Iniziativa dell’associazione “L’abbraccio dei prematuri”: i biancazzurri incontrano i bambini

PESCARA. Una visita e tante emozioni. Ieri una delegazione di calciatori e dirigenti biancazzurri ha incontrato i bambini ricoverati nel reparto di neonatologia dell’ospedale Santo Spirito di Pescara. C’erano il portiere Simone Farelli, il difensore Marco Perrotta e il centrocampista Ledian Memushaj, oltre al team manager Andrea Gessa e al responsabile delle attività di base Angelo Londrillo.
Il Pescara ha accettato l’invito dell’associazione di volontariato “L’abbraccio dei prematuri”, che ha organizzato l’iniziativa collaborando ormai da tempo con i reparti di neonatologia e terapia intensiva neonatale dell’ospedale pescarese. I volontari garantiscono un supporto psicologico-morale dopo la fase di ricovero. All’interno dell’ospedale sono state messe in vendita le uova di Pasqua e il ricavato verrà utilizzato per sostenere le famiglie di bambini prematuri e non, e a finanziare l’acquisto di materiali e macchinari per il reparto di neonatologia.

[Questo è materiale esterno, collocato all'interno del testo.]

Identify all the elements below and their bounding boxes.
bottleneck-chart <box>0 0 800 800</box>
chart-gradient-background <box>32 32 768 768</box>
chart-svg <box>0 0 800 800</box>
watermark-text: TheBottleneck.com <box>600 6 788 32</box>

«È sempre bello rendere felici i bambini e quando veniamo coinvolti siamo ben lieti di dare la nostra disponibilità», dice Marco Perrotta che poi si sofferma sulle ultime cinque gare di campionato che attendono il Delfino. «Sono tutte decisive e dobbiamo affrontarle nel modo giusto. Purtroppo ad Ascoli abbiamo corso meno del solito, forse a causa del caldo. Loro hanno avuto una marcia in più, anche se alla fine potevamo portare a casa un pareggio». Nel finale di stagione il Pescara giocherà tre volte in casa e due in trasferta. «Giocare all’Adriatico ci potrà dare una grande spinta. C’è un ottimo rapporto tra noi e i tifosi che ci hanno sempre sostenuto. Daremo tutto per raggiungere i play off. Sappiamo di dover migliorare, ultimamente stiamo subendo troppi gol da palle inattive e bisogna assolutamente evitare questi errori che rischiano di condizionare il nostro cammino».

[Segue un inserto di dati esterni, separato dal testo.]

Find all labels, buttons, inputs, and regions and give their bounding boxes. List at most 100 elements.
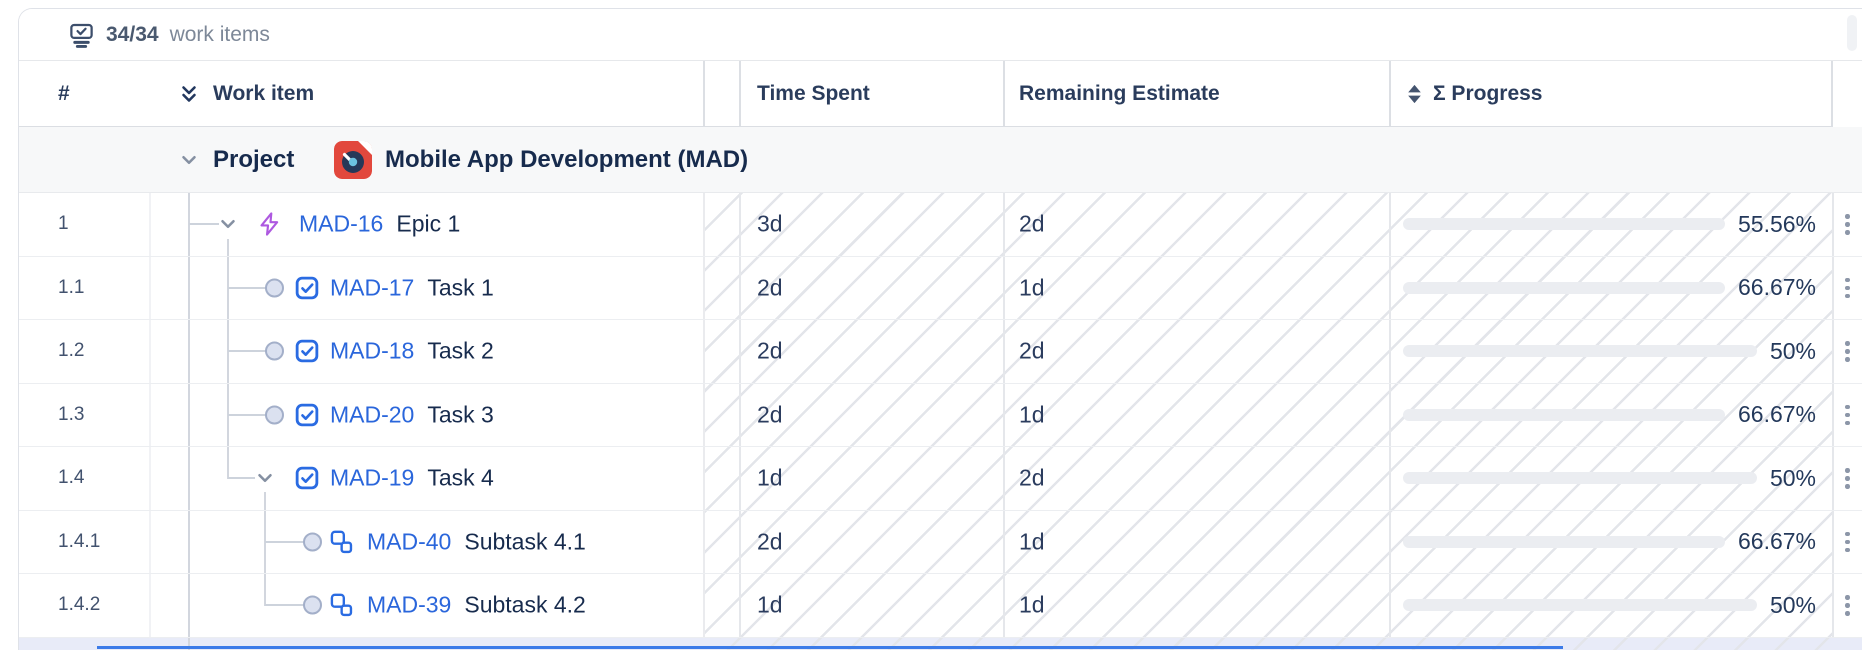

All’incontro con i bambini c’era anche Simone Farelli. «Il nostro ruolo riveste una forte importanza a livello sociale», spiega il portiere biancazzurrom, «ed eventi come questo ci danno l’opportunità di avvicinarci a persone meno fortunate di noi e regalare loro un sorriso».

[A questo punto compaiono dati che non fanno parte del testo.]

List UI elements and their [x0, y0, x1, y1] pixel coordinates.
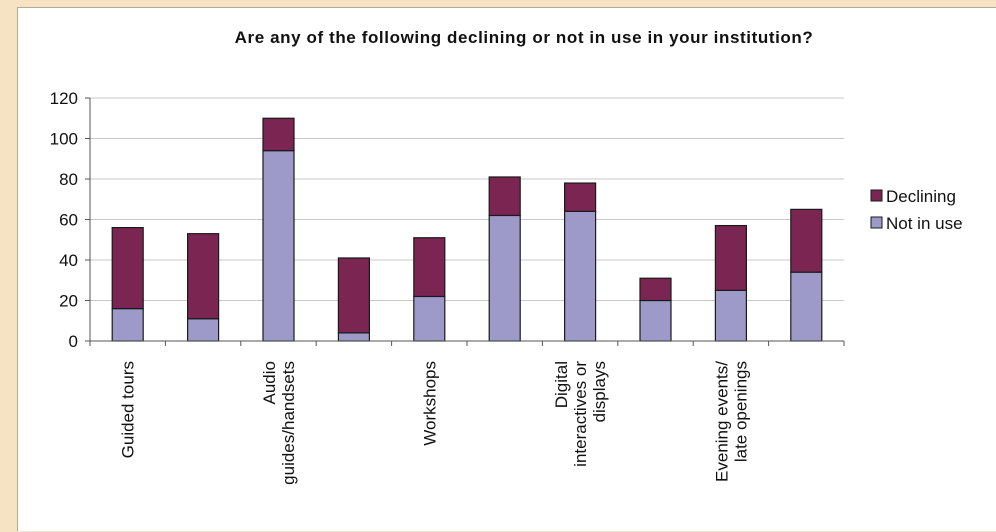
- bar-declining: [413, 237, 446, 298]
- x-category-labels: Guided tours Audio guides/handsets Workshop…: [119, 361, 751, 485]
- bar-declining: [488, 176, 521, 217]
- axes: [85, 97, 845, 346]
- x-category-label: Audio: [260, 361, 279, 404]
- x-category-label: Evening events/: [712, 361, 731, 482]
- y-tick-label: 100: [50, 130, 78, 149]
- bar-not-in-use: [413, 295, 446, 342]
- bars: [111, 117, 823, 342]
- bar-not-in-use: [714, 289, 748, 342]
- legend-label: Not in use: [886, 214, 963, 233]
- bar-declining: [262, 117, 295, 152]
- x-category-label: guides/handsets: [279, 361, 298, 485]
- x-category-label: interactives or: [571, 361, 590, 467]
- x-category-label: Digital: [552, 361, 571, 408]
- chart-frame: Are any of the following declining or no…: [17, 7, 996, 531]
- stacked-bar-chart: Are any of the following declining or no…: [50, 28, 963, 485]
- x-category-label: Guided tours: [119, 361, 138, 458]
- legend-swatch: [870, 216, 883, 229]
- y-tick-label: 80: [59, 170, 78, 189]
- bar-not-in-use: [639, 299, 672, 342]
- bar-declining: [714, 224, 748, 291]
- y-tick-label: 60: [59, 211, 78, 230]
- bar-declining: [563, 182, 597, 213]
- x-category-label: Workshops: [420, 361, 439, 446]
- chart-title: Are any of the following declining or no…: [235, 28, 814, 47]
- legend-swatch: [870, 189, 883, 202]
- bar-declining: [337, 257, 370, 334]
- bar-declining: [790, 208, 823, 273]
- bar-not-in-use: [563, 210, 597, 342]
- y-tick-labels: 0 20 40 60 80 100 120: [50, 89, 78, 351]
- bar-declining: [111, 227, 144, 310]
- bar-not-in-use: [790, 271, 823, 342]
- bar-not-in-use: [262, 150, 295, 342]
- y-tick-label: 120: [50, 89, 78, 108]
- bar-not-in-use: [111, 308, 144, 342]
- x-category-label: late openings: [731, 361, 750, 462]
- legend-label: Declining: [886, 187, 956, 206]
- bar-declining: [187, 233, 220, 320]
- y-tick-label: 0: [69, 332, 78, 351]
- bar-declining: [639, 277, 672, 302]
- x-category-label: displays: [590, 361, 609, 422]
- y-tick-label: 40: [59, 251, 78, 270]
- bar-not-in-use: [187, 318, 220, 342]
- bar-not-in-use: [337, 332, 370, 342]
- y-tick-label: 20: [59, 292, 78, 311]
- bar-not-in-use: [488, 214, 521, 342]
- legend: Declining Not in use: [870, 187, 963, 233]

Infine, il commento di Luisa Di Nicola, presidente dell’associazione “L’abbraccio dei Prematuri”: «Ringraziamo il Pescara calcio che ci aiuta a far conoscere la nostra associazione che è aperta a tutti. I bimbi nati prematuri hanno bisogno di tanto amore e di essere accompagnati durante la crescita. I nostri volontari garantiscono supporto a tutti. Chi volesse contattarci può farlo sulla nostra pagina Facebook, oppure venendo qui. Abbiamo una convenzione con l’ospedale di Pescara e ogni settimana siamo presenti nel reparto di neonatologia, a disposizione di tutti coloro che abbiano bisogno di informazioni e assistenza». (g.t.)